Amiante : la justice contre les victimes17/01/20192019Journal/medias/journalnumero/images/2019/01/LO2633.jpg.445x577_q85_box-0%2C37%2C746%2C1004_crop_detail.jpg

Dans les entreprises

Amiante : la justice contre les victimes

Comment les victimes de l’amiante peuvent-elles obtenir un procès pénal, qui établirait la responsabilité des industriels et de leur Comité permanent amiante (1982-1995) dans l’utilisation de cette fibre cancérigène qui cause 3 000 morts par an ? Depuis vingt-deux ans, aucune des nombreuses plaintes déposées par des associations de victimes n’a abouti.

La façon dont la justice a tout fait pour rendre nulles les plaintes de travailleurs de l’usine sidérurgique Sollac Dunkerque (aujourd’hui ArcelorMittal) est significative.

La fibre d’amiante fut utilisée partout sur ce site pour ses propriétés d’isolant thermique et électrique, bien que reconnue cancérigène en France depuis 1973. En 1996, l’association régionale des victimes de l’amiante (Ardeva) déposait une plainte. En 2005, après jugement et appels, celle-ci était définitivement rejetée, au nom de la loi Fauchon sur l’impossibilité de condamner les délits non intentionnels !

Peu de temps après, une nouvelle plainte de trois travailleurs de Sollac, soutenue par l’Ardeva, fut déposée. La justice ne fit pas les enquêtes nécessaires. Le procureur allait même tenter en 2013 de faire renoncer les victimes. Puisqu’un procès général allait avoir lieu, disait-il, il n’était pas utile que des plaintes par usine soient déposées. Sauf que ce procès général s’est encore éloigné après le dessaisissement en mars 2013 de la juge Marie-Odile Bertella-Geffroy qui l’instruisait au Pôle de santé publique à Paris.

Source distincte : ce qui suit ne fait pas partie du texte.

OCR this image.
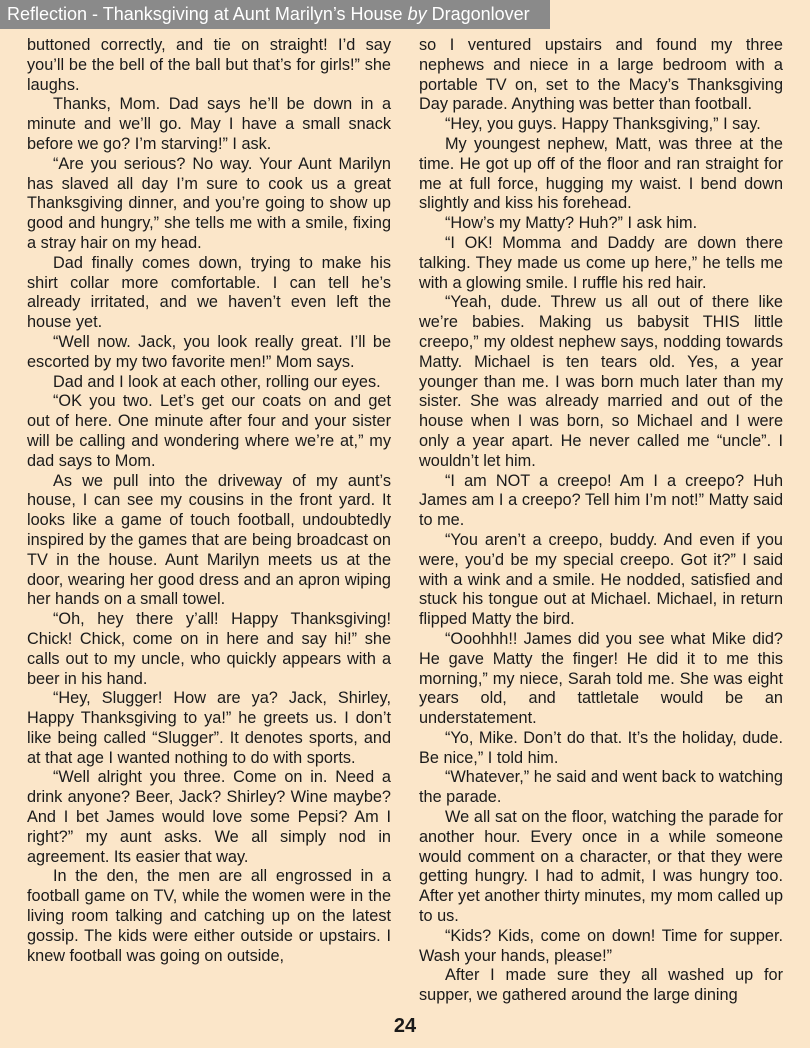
Reflection - Thanksgiving at Aunt Marilyn’s House by Dragonlover

buttoned correctly, and tie on straight! I’d say you’ll be the bell of the ball but that’s for girls!” she laughs.

Thanks, Mom. Dad says he’ll be down in a minute and we’ll go. May I have a small snack before we go? I’m starving!” I ask.

“Are you serious? No way. Your Aunt Marilyn has slaved all day I’m sure to cook us a great Thanksgiving dinner, and you’re going to show up good and hungry,” she tells me with a smile, fixing a stray hair on my head.

Dad finally comes down, trying to make his shirt collar more comfortable. I can tell he’s already irritated, and we haven’t even left the house yet.

“Well now. Jack, you look really great. I’ll be escorted by my two favorite men!” Mom says.

Dad and I look at each other, rolling our eyes.

“OK you two. Let’s get our coats on and get out of here. One minute after four and your sister will be calling and wondering where we’re at,” my dad says to Mom.

As we pull into the driveway of my aunt’s house, I can see my cousins in the front yard. It looks like a game of touch football, undoubtedly inspired by the games that are being broadcast on TV in the house. Aunt Marilyn meets us at the door, wearing her good dress and an apron wiping her hands on a small towel.

“Oh, hey there y’all! Happy Thanksgiving! Chick! Chick, come on in here and say hi!” she calls out to my uncle, who quickly appears with a beer in his hand.

“Hey, Slugger! How are ya? Jack, Shirley, Happy Thanksgiving to ya!” he greets us. I don’t like being called “Slugger”. It denotes sports, and at that age I wanted nothing to do with sports.

“Well alright you three. Come on in. Need a drink anyone? Beer, Jack? Shirley? Wine maybe? And I bet James would love some Pepsi? Am I right?” my aunt asks. We all simply nod in agreement. Its easier that way.

In the den, the men are all engrossed in a football game on TV, while the women were in the living room talking and catching up on the latest gossip. The kids were either outside or upstairs. I knew football was going on outside,

so I ventured upstairs and found my three nephews and niece in a large bedroom with a portable TV on, set to the Macy’s Thanksgiving Day parade. Anything was better than football.

“Hey, you guys. Happy Thanksgiving,” I say.

My youngest nephew, Matt, was three at the time. He got up off of the floor and ran straight for me at full force, hugging my waist. I bend down slightly and kiss his forehead.

“How’s my Matty? Huh?” I ask him.

“I OK! Momma and Daddy are down there talking. They made us come up here,” he tells me with a glowing smile. I ruffle his red hair.

“Yeah, dude. Threw us all out of there like we’re babies. Making us babysit THIS little creepo,” my oldest nephew says, nodding towards Matty. Michael is ten tears old. Yes, a year younger than me. I was born much later than my sister. She was already married and out of the house when I was born, so Michael and I were only a year apart. He never called me “uncle”. I wouldn’t let him.

“I am NOT a creepo! Am I a creepo? Huh James am I a creepo? Tell him I’m not!” Matty said to me.

“You aren’t a creepo, buddy. And even if you were, you’d be my special creepo. Got it?” I said with a wink and a smile. He nodded, satisfied and stuck his tongue out at Michael. Michael, in return flipped Matty the bird.

“Ooohhh!! James did you see what Mike did? He gave Matty the finger! He did it to me this morning,” my niece, Sarah told me. She was eight years old, and tattletale would be an understatement.

“Yo, Mike. Don’t do that. It’s the holiday, dude. Be nice,” I told him.

“Whatever,” he said and went back to watching the parade.

We all sat on the floor, watching the parade for another hour. Every once in a while someone would comment on a character, or that they were getting hungry. I had to admit, I was hungry too. After yet another thirty minutes, my mom called up to us.

“Kids? Kids, come on down! Time for supper. Wash your hands, please!”

After I made sure they all washed up for supper, we gathered around the large dining

24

Le 22 mai 2017, la justice envoyait aux plaignants un avis selon lequel l’instruction devait s’arrêter, car il n’était pas possible de connaître le début de l’empoisonnement et donc d’inculper qui que ce soit. Cela au nom d’un rapport médical qui ne disait pas du tout cela, mais au contraire que l’intoxication des travailleurs avait commencé dès l’embauche. Les victimes ayant demandé la nomination d’un expert scientifique, la justice la leur refusa et la chambre de l’instruction alla même jusqu’à refuser de transmettre un appel en novembre 2017, refus qui allait être confirmé en mai 2018.

Face à ce mur judiciaire, l’Ardeva déposa une nouvelle constitution de partie civile pour 161 travailleurs de Sollac Dunkerque en octobre 2017. Treize jours plus tard, la justice la déclarait irrecevable. Les plaignants firent appel. Le 14 décembre 2018, la cour d’appel la jugeait recevable, ouvrant la voie à une instruction et à un procès pénal. Mais le 20 décembre le procureur général, qui est placé sous l’autorité du ministre de la Justice et donc du gouvernement, demandait à la Cour de cassation de prononcer l’irrecevabilité. Cependant les plaignants ne baissent pas les bras et comptent poursuivre la procédure.

L’Association nationale des victimes de l’amiante et autres polluants (AVA), née de la fusion de l’Ardeva et du comité anti-amiante de la faculté parisienne de Jussieu, a annoncé qu’elle déposerait une citation directe collective des responsables de l’intoxication à l’amiante devant le tribunal de grande instance de Paris. À cette démarche pourraient s’associer toutes les victimes, quelle que soit l’entreprise dans laquelle elles ont travaillé.

Au-delà de l’amiante, l’AVA veut aussi mettre en cause l’utilisation d’autres polluants, comme le glyphosate, les pesticides, les perturbateurs endocriniens, dont les conséquences sanitaires peuvent être aussi dramatiques que l’amiante dans les années à venir. C’est un long combat, pleinement justifié, mais qui visiblement se heurte à des intérêts puissants qui savent se faire entendre en haut lieu.